Il pubblico ministero Michela Petrini ha chiesto 16 anni per Haran Varoshi per il tentato omicidio premeditato della ex fidanzata e dell’incendio dell’abitazione di lei. Il fatto avvenne il 30 gennaio 2017 a Nocera Umbra.

La procura di Spoleto non ha mai avuto dubbi neanche sulla premeditazione e ieri, nelle oltre due ore di requisitoria, il pubblico ministero ha ricostruito l’accaduto, ricordando che Varoshi staccò anche la corrente prima di entrare nell’appartamento, in modo da disattivare la videosorveglianza.

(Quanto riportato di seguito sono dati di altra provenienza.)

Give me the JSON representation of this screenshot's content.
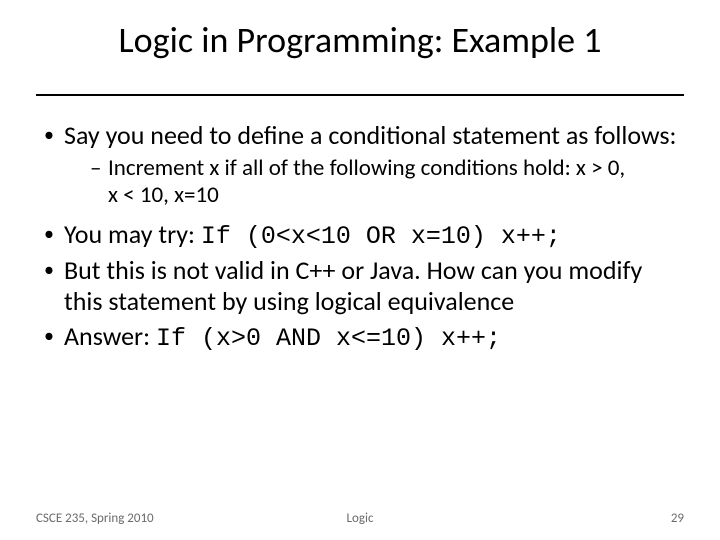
{
  "title": "Logic in Programming: Example 1",
  "bullets": {
    "b1": "Say you need to define a conditional statement as follows:",
    "sub1": "Increment x if all of the following conditions hold: x > 0, x < 10, x=10",
    "b2_pre": "You may try: ",
    "b2_code": "If (0<x<10 OR x=10) x++;",
    "b3": "But this is not valid in C++ or Java. How can you modify this statement by using logical equivalence",
    "b4_pre": "Answer: ",
    "b4_code": "If (x>0 AND x<=10) x++;"
  },
  "footer": {
    "left": "CSCE 235, Spring 2010",
    "center": "Logic",
    "page": "29"
  }
}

L’uomo sarebbe entrato in casa come una furia, impugnando una tanica di benzina e urlando «ti ammazzo». E, dopo aver cosparso di liquido infiammabile almeno tre stanze, ne avrebbe gettato altro addosso alla donna, come hanno rilevato le consulenze tecniche disposte dalla procura.

La donna, nell’esplosione e nel rogo, ha riportato ustioni di secondo e terzo grado sul 20 per cento del corpo, anche lui restò ferito. Ad innescare l’esplosione e il successivo rogo – secondo la ricostruzione del pm -,  sarebbe stata una «scintilla generata dal telefono cellulare della vittima, colpito e piegato dall’imputato».

La donna, assistita dall’avvocato Tiziana Fusaro, si è costituita parte civile e ha raccontato anche al collegio (presidente Luciano Padula, a latere Sdogati e Cercola) le sequenze terribili di quegli istanti di violenza.

L’uomo è tuttora  ai domiciliari e difeso dall’avvocato Massimo Zaganelli. In aula per l’arringa e le eventuali repliche si tornerà a dicembre.